Court Rules Former Employee Can Be Prevented From Working For A Competitor If the Employment Will Lead to the Disclosure of Trade Secrets

Employment Law Reporter, Ervin Cohen & Jessup LLP

In Electro Optical Industries, Inc. v. Stephen White, 76 Cal.App. 4th 653 (1999), the California Court of Appeal for the first time adopted the "inevitable disclosure" rule used by courts in other jurisdictions in connection with trade secrets cases where a former employer is working for a direct competitor. This ruling will give California employers greater protection against the possibility of the misuse of trade secrets by former employees.

The Uniform Trade Secrets Act (UTSA) defines a trade secret as information that "( 1) Derives independent economic value, actual or potential, from not being generally known to the public or to other persons who can obtain economic value from its disclosure or use; and (2) Is the subject of efforts that are reasonable under the circumstances to maintain its secrecy." (California Civil Code §§3426-3426.11) Although the UTSA permits a trial court to enjoin any actual or threatened misappropriation of trade secrets, prior California cases had focused only on the actual misuse of the protected information. The inevitable disclosure rule adopted by the Electro Optical Industries court allows a former employer to enjoin an employee from working for a direct competitor where the "new employment will inevitably lead the employee to rely on the former employer's trade secrets." Put differently, where it would be "impossible for an employee to perform his or her new job without using or disclosing" trade secrets, the court may issue an injunction preventing the employee from working for the competitor.

In order to merit protection under the inevitable disclosure rule, the former employer must demonstrate that the information at issue is a trade secret, that the employment by the employee is "likely to result" or "impossible" not to result in disclosure of its trade secrets and that the former employer is likely to suffer greater harm than that of the employee if an injunction is not issued. These standards are not easily met; Electro Optical Industries was unable to obtain the preliminary injunction it sought from the trial court, and did not convince the Court of Appeal that the trial court had abused its discretion when it balanced the hardships in favor of Stephen White.

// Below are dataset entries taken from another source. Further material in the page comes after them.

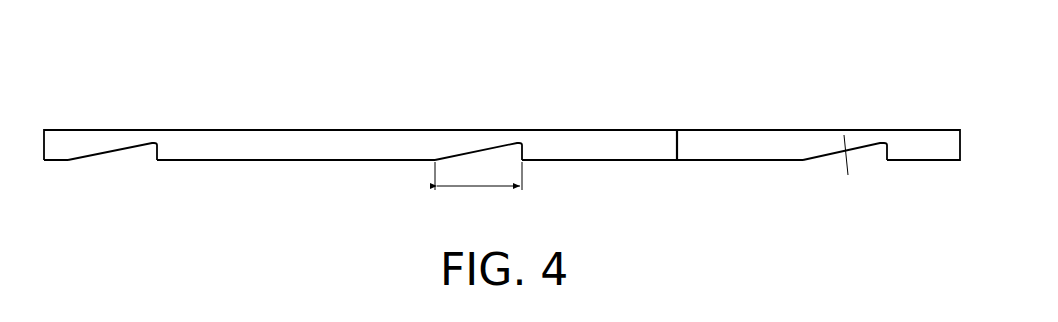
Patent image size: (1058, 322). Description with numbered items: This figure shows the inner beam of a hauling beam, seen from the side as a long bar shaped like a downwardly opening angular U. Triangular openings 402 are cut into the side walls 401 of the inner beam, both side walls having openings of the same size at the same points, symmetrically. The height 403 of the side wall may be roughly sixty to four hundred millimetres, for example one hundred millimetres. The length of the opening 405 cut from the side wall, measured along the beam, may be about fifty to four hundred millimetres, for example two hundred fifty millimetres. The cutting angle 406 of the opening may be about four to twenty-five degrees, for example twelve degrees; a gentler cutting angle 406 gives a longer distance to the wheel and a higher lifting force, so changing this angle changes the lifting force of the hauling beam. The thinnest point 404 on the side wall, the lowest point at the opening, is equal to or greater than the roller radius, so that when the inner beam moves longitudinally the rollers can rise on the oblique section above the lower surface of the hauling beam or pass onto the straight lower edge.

The side wall 401 is at (228, 139).
The triangular opening 402 is at (113, 159).
The height of the side wall 403 is at (679, 133).
The thinnest point on the side wall 404 is at (515, 137).
The length of the opening 405 is at (481, 187).
The cutting angle 406 is at (850, 153).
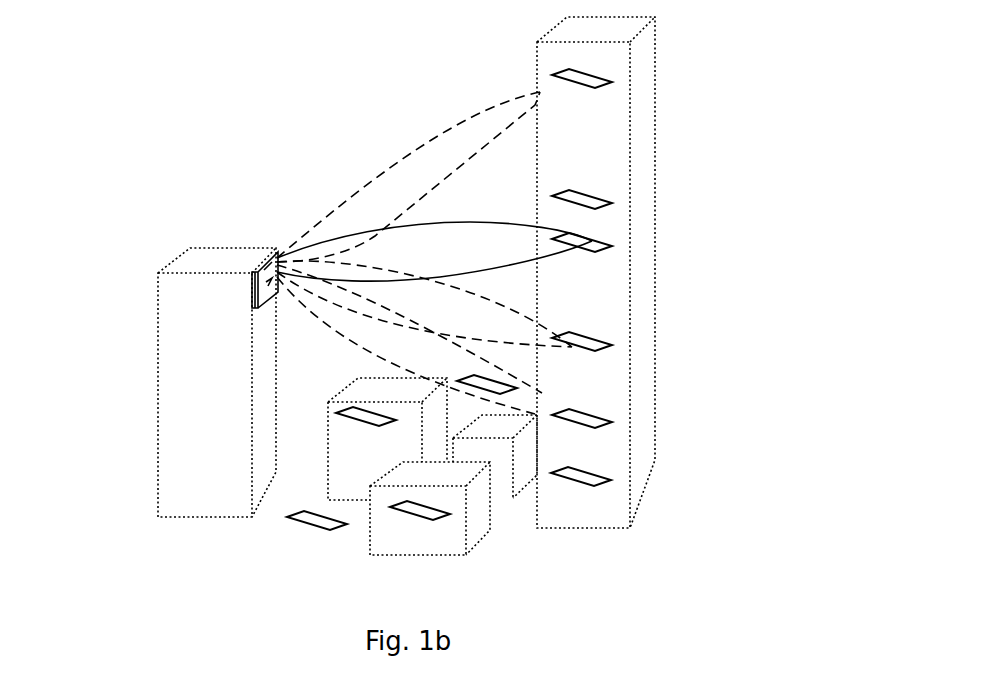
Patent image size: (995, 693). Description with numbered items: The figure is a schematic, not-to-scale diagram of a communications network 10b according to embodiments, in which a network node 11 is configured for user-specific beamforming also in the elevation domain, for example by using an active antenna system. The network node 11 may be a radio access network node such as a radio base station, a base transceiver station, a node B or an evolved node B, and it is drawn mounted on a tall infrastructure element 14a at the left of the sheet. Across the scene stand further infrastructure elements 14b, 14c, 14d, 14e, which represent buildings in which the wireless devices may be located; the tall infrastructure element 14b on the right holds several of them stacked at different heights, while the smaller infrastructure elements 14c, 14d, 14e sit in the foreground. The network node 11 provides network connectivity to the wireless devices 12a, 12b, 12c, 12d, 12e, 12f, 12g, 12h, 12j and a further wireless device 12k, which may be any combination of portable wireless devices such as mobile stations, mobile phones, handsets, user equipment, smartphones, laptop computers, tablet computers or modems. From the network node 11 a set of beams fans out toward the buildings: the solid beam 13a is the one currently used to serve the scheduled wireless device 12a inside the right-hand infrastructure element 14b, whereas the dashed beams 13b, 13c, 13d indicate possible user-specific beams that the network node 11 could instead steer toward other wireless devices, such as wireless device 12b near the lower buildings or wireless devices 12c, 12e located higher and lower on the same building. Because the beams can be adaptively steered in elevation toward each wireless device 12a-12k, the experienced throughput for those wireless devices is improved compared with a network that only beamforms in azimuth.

The communications network 10b is at (196, 93).
The network node 11 is at (253, 273).
The wireless device 12a is at (600, 245).
The wireless device 12b is at (520, 385).
The wireless device 12c is at (600, 85).
The wireless device 12d is at (600, 198).
The wireless device 12e is at (600, 340).
The wireless device 12f is at (598, 425).
The wireless device 12g is at (598, 482).
The wireless device 12h is at (433, 515).
The wireless device 12j is at (318, 532).
The wireless device 12k is at (383, 420).
The beam 13a is at (523, 223).
The beam 13b is at (510, 375).
The beam 13c is at (520, 308).
The beam 13d is at (420, 140).
The infrastructure element 14a is at (181, 496).
The infrastructure element 14b is at (643, 435).
The infrastructure element 14c is at (502, 482).
The infrastructure element 14d is at (452, 537).
The infrastructure element 14e is at (338, 430).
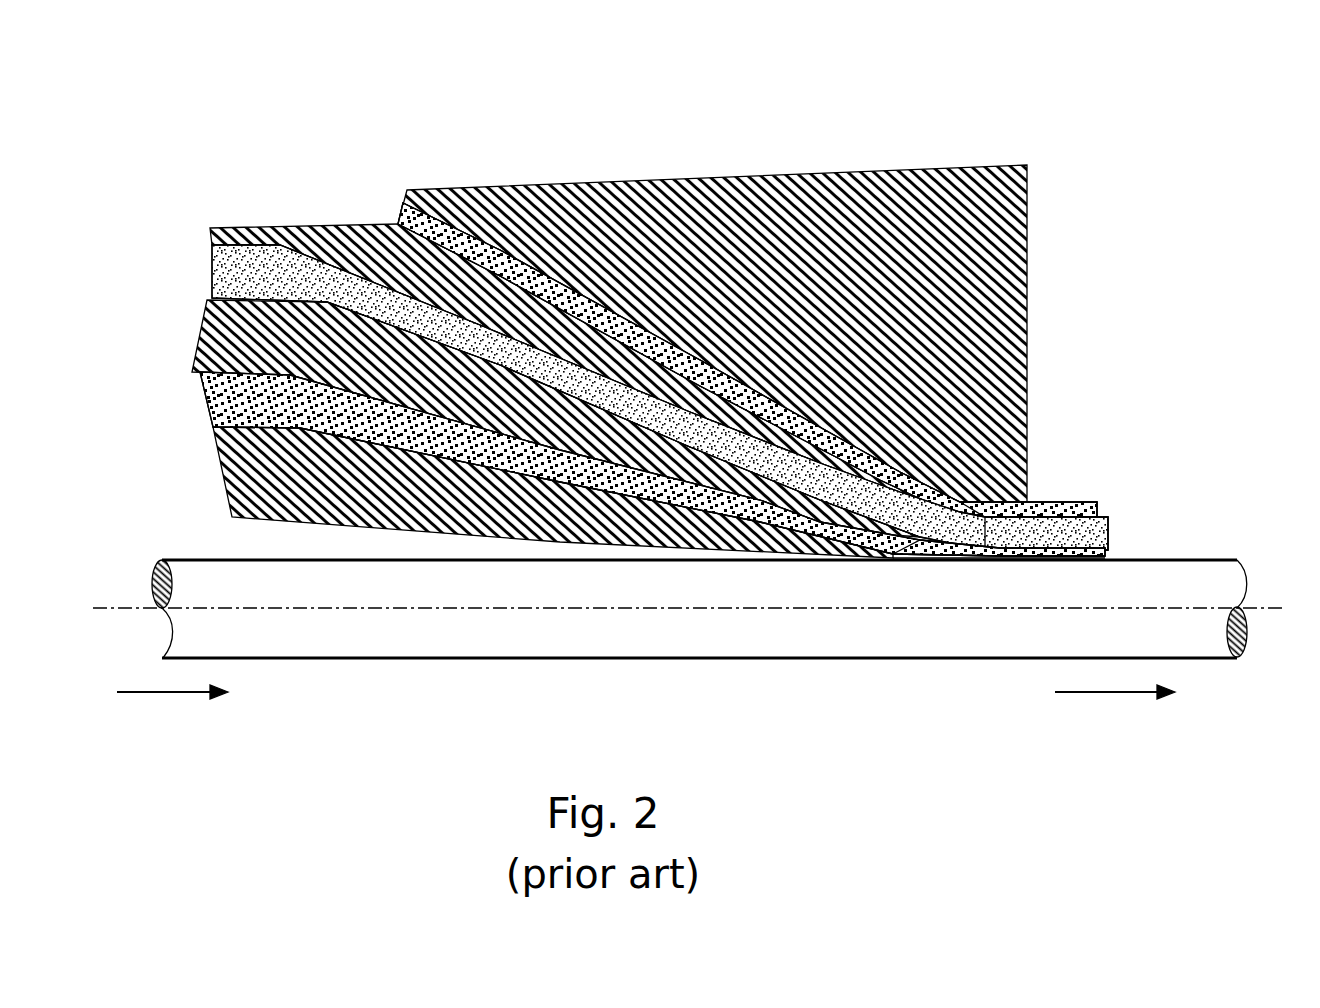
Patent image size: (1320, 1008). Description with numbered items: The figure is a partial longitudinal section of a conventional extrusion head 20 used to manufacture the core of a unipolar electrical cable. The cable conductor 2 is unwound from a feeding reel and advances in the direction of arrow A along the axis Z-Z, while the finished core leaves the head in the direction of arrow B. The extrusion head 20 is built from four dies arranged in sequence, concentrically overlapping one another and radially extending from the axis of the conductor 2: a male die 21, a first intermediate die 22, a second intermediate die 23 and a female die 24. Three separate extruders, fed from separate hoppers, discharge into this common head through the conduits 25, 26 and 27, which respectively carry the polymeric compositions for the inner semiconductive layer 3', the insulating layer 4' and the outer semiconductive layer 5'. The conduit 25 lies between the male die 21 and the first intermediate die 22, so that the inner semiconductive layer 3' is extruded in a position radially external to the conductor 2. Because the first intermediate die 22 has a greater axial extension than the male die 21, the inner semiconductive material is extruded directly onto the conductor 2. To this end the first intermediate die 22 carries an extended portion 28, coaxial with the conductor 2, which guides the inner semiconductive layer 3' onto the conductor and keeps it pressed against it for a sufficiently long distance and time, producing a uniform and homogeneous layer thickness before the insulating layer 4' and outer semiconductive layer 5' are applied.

The cable conductor 2 is at (402, 632).
The extrusion head 20 is at (653, 297).
The male die 21 is at (295, 478).
The first intermediate die 22 is at (230, 330).
The second intermediate die 23 is at (398, 243).
The female die 24 is at (815, 245).
The conduit 25 is at (235, 410).
The conduit 26 is at (278, 272).
The conduit 27 is at (500, 240).
The extended portion 28 is at (917, 547).
The inner semiconductive layer 3' is at (1053, 509).
The insulating layer 4' is at (1079, 479).
The outer semiconductive layer 5' is at (1033, 441).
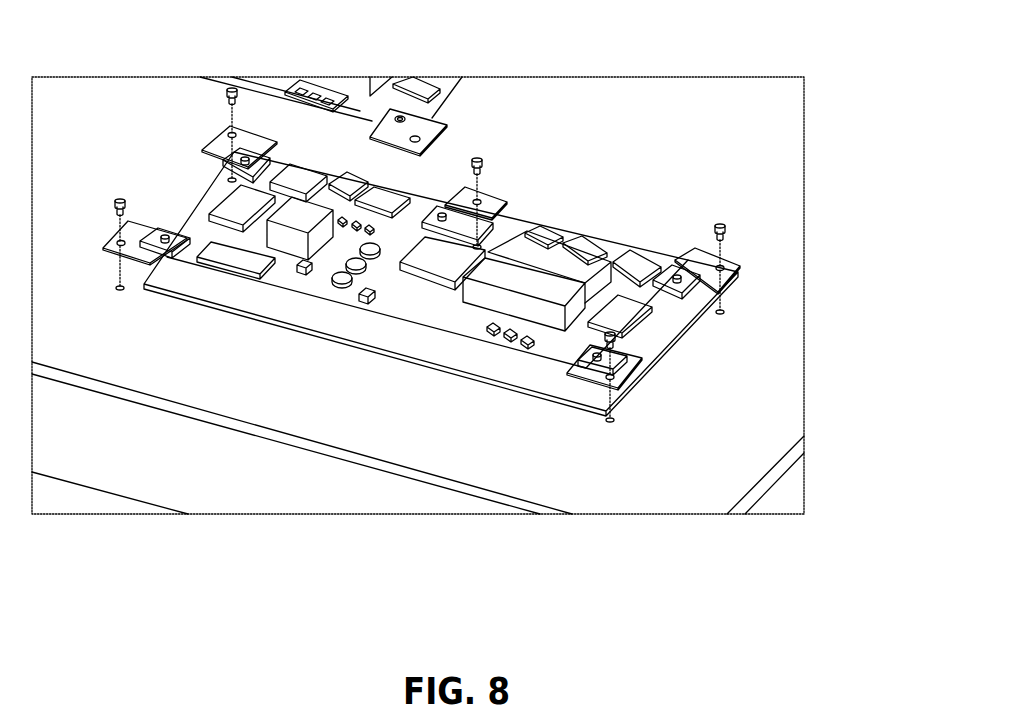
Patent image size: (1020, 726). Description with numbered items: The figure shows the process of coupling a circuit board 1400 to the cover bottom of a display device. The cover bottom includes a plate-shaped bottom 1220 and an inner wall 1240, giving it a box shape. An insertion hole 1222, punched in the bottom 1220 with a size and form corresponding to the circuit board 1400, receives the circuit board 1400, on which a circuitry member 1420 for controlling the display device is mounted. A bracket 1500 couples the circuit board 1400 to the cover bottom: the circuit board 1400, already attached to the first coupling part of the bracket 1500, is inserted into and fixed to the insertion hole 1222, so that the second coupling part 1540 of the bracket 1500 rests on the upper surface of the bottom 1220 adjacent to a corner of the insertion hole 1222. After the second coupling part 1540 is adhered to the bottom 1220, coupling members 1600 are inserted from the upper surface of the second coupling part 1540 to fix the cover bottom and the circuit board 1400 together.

The second coupling part 1540 is at (600, 125).
The coupling member 1600 is at (727, 237).
The bracket 1500 is at (720, 278).
The circuit board 1400 is at (511, 362).
The circuitry member 1420 is at (622, 317).
The insertion hole 1222 is at (538, 367).
The bottom 1220 is at (657, 463).
The inner wall 1240 is at (275, 480).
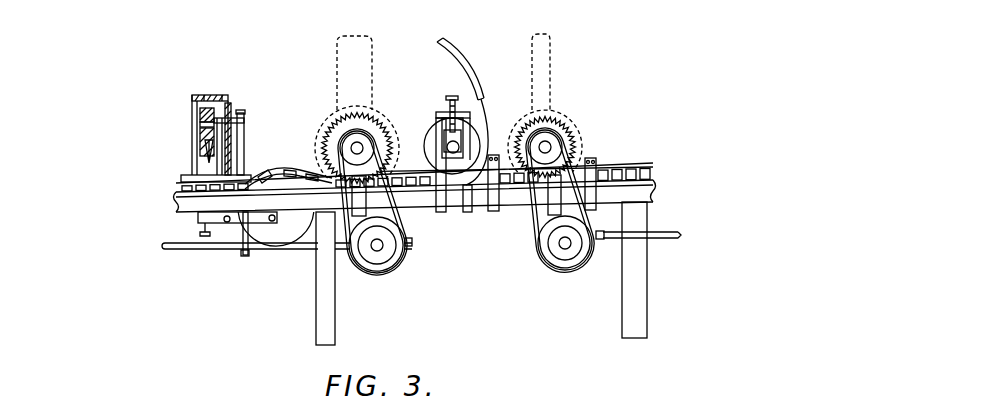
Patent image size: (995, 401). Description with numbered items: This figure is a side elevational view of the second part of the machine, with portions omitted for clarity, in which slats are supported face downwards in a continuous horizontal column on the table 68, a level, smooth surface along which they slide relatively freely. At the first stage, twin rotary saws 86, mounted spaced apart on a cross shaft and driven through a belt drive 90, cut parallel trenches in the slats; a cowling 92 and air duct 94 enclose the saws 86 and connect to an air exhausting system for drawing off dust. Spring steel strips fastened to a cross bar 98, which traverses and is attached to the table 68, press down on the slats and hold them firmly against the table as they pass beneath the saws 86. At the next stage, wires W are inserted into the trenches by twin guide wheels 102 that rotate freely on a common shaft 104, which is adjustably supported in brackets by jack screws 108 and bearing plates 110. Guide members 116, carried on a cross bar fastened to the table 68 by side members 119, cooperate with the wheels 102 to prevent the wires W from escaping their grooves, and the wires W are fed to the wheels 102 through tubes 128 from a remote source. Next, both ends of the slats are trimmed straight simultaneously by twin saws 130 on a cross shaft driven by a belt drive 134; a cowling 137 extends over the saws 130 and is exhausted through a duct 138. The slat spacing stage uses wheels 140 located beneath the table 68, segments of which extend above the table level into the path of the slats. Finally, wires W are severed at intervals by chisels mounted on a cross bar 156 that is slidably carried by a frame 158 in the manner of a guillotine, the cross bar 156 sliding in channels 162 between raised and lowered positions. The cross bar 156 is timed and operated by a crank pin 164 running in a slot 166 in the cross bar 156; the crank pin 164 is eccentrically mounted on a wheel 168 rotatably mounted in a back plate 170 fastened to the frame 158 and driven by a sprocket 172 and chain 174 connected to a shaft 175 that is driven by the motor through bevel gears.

While the standards set by the court may be difficult to meet, the Electro Optical Industries case does offer new hope for California employers seeking to protect their trade secrets. These employers should continue to protect this information using appropriate measures, including confidentiality agreements and security devices. Employers should remind departing employees of their obligations not to disclose information. Where the employee is going to work for a direct competitor, employers should consider the extent of the similarities between the businesses and should collect information concerning the frequency which the companies compete for the same customers. Absent sufficient demonstration of the harm which could be suffered by the former employer, a California court will not interfere with an employee's right to change employers in pursuit of a chosen career.